Meşe ağaçları, ardıç ağaçları, çam ağaçları... Karamık çalıları, böğürtlen çalıları... Alıç ağaçları, ahlat(yabani armut) ağaçları...Üzüm bağları, elma bahçeleri, ceviz bahçeleri, kiraz bahçeleri, karışık meyve ağacı bahçeleri...Çeşit çeşit otlar, kır çiçekleri, kekik, yavşan, dağ çayı... Daha niceleri...
Doğaya çıkınca bunları görüyorum, seyrediyorum, bazen konuşuyorum onlarla. Yürüyorum, yoruluyorum, ama ruhum dinleniyor. Buna kış mevsiminde gezdiğim zaman doyumsuz bir kar manzarasını da ekleyebilirim.
Ayrıca hayvanlar, kuşlar da var. Tavşan, keklik, güvercin, üveyik, sığırcık, kırlangıç, serçe, gelengi (tarla faresi), böcekler, arılar... Onları da gözlüyorum, seyrediyorum. Hepsi ayrı bir âlem. Onlar insanlar gibi değller. Kötülük yapmıyorlar, içten pazalıklı değiller, kıskanç değiller.

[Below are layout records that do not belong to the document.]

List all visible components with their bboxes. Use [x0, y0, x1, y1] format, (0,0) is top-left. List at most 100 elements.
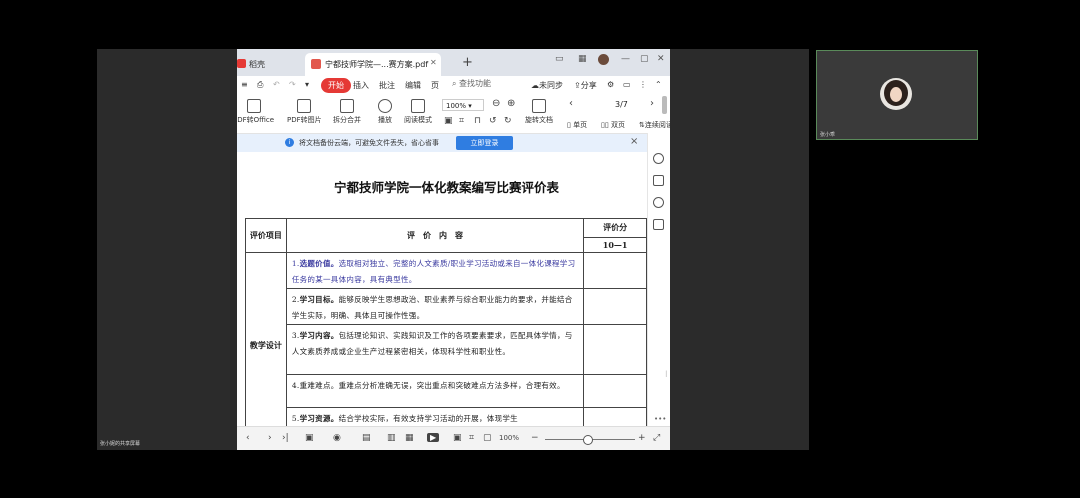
pdf-to-image-button[interactable]: PDF转图片 — [287, 99, 322, 125]
maximize-icon[interactable]: ▢ — [640, 54, 649, 64]
adjust-icon[interactable] — [653, 219, 664, 230]
collapse-icon[interactable]: ⌃ — [655, 80, 662, 89]
actual-size-icon[interactable]: ▢ — [483, 433, 492, 443]
criterion-num: 2. — [291, 295, 300, 304]
avatar-face — [890, 87, 902, 102]
participant-video-tile[interactable]: 张小乖 — [816, 50, 978, 140]
criterion-title: 学习内容。 — [299, 331, 339, 340]
more-icon[interactable]: ▾ — [305, 80, 309, 89]
document-title: 宁都技师学院一体化教案编写比赛评价表 — [334, 180, 560, 195]
print-icon[interactable]: ⎙ — [257, 80, 263, 90]
share-button[interactable]: ⇪分享 — [574, 80, 597, 91]
tab-close-icon[interactable]: ✕ — [430, 58, 437, 67]
search-panel-icon[interactable] — [653, 153, 664, 164]
toolbar-scrollbar[interactable] — [662, 96, 667, 114]
book-icon — [411, 99, 425, 113]
user-avatar[interactable] — [598, 54, 609, 65]
criterion-num: 3. — [291, 331, 300, 340]
status-zoom[interactable]: 100% — [499, 434, 519, 442]
sync-status[interactable]: ☁未同步 — [531, 80, 563, 91]
minimize-icon[interactable]: — — [621, 54, 630, 64]
pdf-to-office-button[interactable]: PDF转Office — [237, 99, 274, 125]
image-icon — [297, 99, 312, 113]
tab-home-label: 稻壳 — [249, 60, 265, 69]
rotate-document-label: 旋转文档 — [525, 116, 553, 124]
menu-page[interactable]: 页 — [431, 80, 439, 91]
header-content: 评 价 内 容 — [285, 218, 585, 253]
tab-document[interactable]: 宁都技师学院—...赛方案.pdf — [305, 53, 441, 76]
menu-edit[interactable]: 编辑 — [405, 80, 421, 91]
undo-icon[interactable]: ↶ — [273, 80, 280, 89]
info-icon: i — [285, 138, 294, 147]
continuous-view-icon[interactable]: ▦ — [405, 433, 414, 443]
zoom-out-button[interactable]: − — [531, 433, 539, 443]
next-page-icon[interactable]: › — [650, 98, 654, 109]
zoom-slider-knob[interactable] — [583, 435, 593, 445]
play-slideshow-icon[interactable]: ▶ — [427, 433, 440, 442]
share-icon: ⇪ — [574, 81, 581, 90]
more-options-icon[interactable]: ⋮ — [639, 80, 647, 89]
search-placeholder: 查找功能 — [459, 79, 492, 88]
participant-name: 张小乖 — [820, 132, 836, 138]
close-window-icon[interactable]: ✕ — [657, 54, 665, 64]
menu-annotate[interactable]: 批注 — [379, 80, 395, 91]
eye-icon[interactable]: ◉ — [333, 433, 341, 443]
login-now-button[interactable]: 立即登录 — [456, 136, 513, 150]
first-page-icon[interactable]: ‹ — [246, 433, 250, 443]
bookmark-icon[interactable]: ⊓ — [474, 116, 481, 126]
zoom-select[interactable]: 100% ▾ — [442, 99, 484, 111]
single-view-icon[interactable]: ▤ — [362, 433, 371, 443]
comment-icon[interactable]: ▭ — [623, 80, 631, 89]
pdf-file-icon — [311, 59, 321, 69]
header-score-label: 评价分 — [603, 221, 628, 232]
rotate-document-button[interactable]: 旋转文档 — [525, 99, 553, 125]
more-icon[interactable]: ••• — [654, 415, 666, 423]
search-function[interactable]: ⌕ 查找功能 — [452, 78, 491, 89]
fit-width-icon[interactable]: ⌗ — [459, 116, 464, 126]
notification-close-icon[interactable]: × — [630, 136, 638, 147]
full-width-icon[interactable]: ⌗ — [469, 433, 474, 443]
zoom-in-button[interactable]: + — [638, 433, 646, 443]
page-nav-icon[interactable]: ▣ — [305, 433, 314, 443]
search-icon: ⌕ — [452, 79, 457, 88]
zoom-in-icon[interactable]: ⊕ — [507, 98, 515, 109]
page-indicator[interactable]: 3/7 — [615, 100, 628, 109]
reading-mode-button[interactable]: 阅读模式 — [404, 99, 432, 125]
criterion-num: 4. — [291, 381, 300, 390]
play-button[interactable]: 播放 — [378, 99, 392, 125]
tab-home[interactable]: 稻壳 — [237, 53, 303, 76]
help-icon[interactable] — [653, 197, 664, 208]
zoom-out-icon[interactable]: ⊖ — [492, 98, 500, 109]
continuous-reading-button[interactable]: ⇅连续阅读 — [639, 120, 670, 130]
menu-icon[interactable]: ≡ — [241, 80, 248, 89]
new-tab-button[interactable]: + — [462, 55, 473, 70]
pdf-reader-window: 稻壳 宁都技师学院—...赛方案.pdf ✕ + ▭ ▦ — ▢ ✕ ≡ ⎙ ↶… — [237, 49, 670, 450]
fit-page-icon[interactable]: ▣ — [444, 116, 453, 126]
double-page-button[interactable]: ▯▯ 双页 — [601, 120, 625, 130]
status-bar: ‹ › ›| ▣ ◉ ▤ ▥ ▦ ▶ ▣ ⌗ ▢ 100% − + ⤢ — [237, 426, 670, 450]
grid-icon[interactable]: ▦ — [578, 54, 587, 64]
criterion-title: 学习目标。 — [299, 295, 339, 304]
double-view-icon[interactable]: ▥ — [387, 433, 396, 443]
layout-icon[interactable]: ▭ — [555, 54, 564, 64]
criterion-num: 1. — [291, 259, 300, 268]
split-merge-button[interactable]: 拆分合并 — [333, 99, 361, 125]
menu-insert[interactable]: 插入 — [353, 80, 369, 91]
rotate-right-icon[interactable]: ↻ — [504, 116, 512, 126]
fullscreen-icon[interactable]: ⤢ — [653, 433, 660, 443]
redo-icon[interactable]: ↷ — [289, 80, 296, 89]
header-item: 评价项目 — [245, 218, 287, 253]
fit-icon[interactable]: ▣ — [453, 433, 462, 443]
single-page-button[interactable]: ▯ 单页 — [567, 120, 587, 130]
rotate-left-icon[interactable]: ↺ — [489, 116, 497, 126]
criterion-row: 2.学习目标。能够反映学生思想政治、职业素养与综合职业能力的要求，并能结合学生实… — [285, 288, 585, 325]
criterion-title: 学习资源。 — [299, 414, 339, 423]
translate-icon[interactable] — [653, 175, 664, 186]
ribbon-toolbar: PDF转Office PDF转图片 拆分合并 播放 阅读模式 100% ▾ ⊖ … — [237, 95, 670, 134]
prev-page-icon[interactable]: ‹ — [569, 98, 573, 109]
menu-start[interactable]: 开始 — [321, 78, 351, 93]
header-score-range: 10—1 — [584, 236, 646, 250]
settings-icon[interactable]: ⚙ — [607, 80, 614, 89]
next-page-icon[interactable]: › — [268, 433, 272, 443]
last-page-icon[interactable]: ›| — [282, 433, 289, 443]
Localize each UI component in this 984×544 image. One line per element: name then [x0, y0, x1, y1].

Onlarda para hırsı, çıkarcılık yok. Ahlaksızlık yok.
Yaşadığım köyün çevresindeki manzara bu. Kendimi bu manzaranın içine, tabiatı kucağına atınca huzur buluyorum.
Bu bir çeşit toplumdan kaçış mı? Belki. Bir insan olarak hemcislerimden kaçmam; bitkilerin, hayvanların barınağı olan doğaya sığınmam, insanlara olan güvenimi kaybetmenin bir sonucu mu? Olabilir.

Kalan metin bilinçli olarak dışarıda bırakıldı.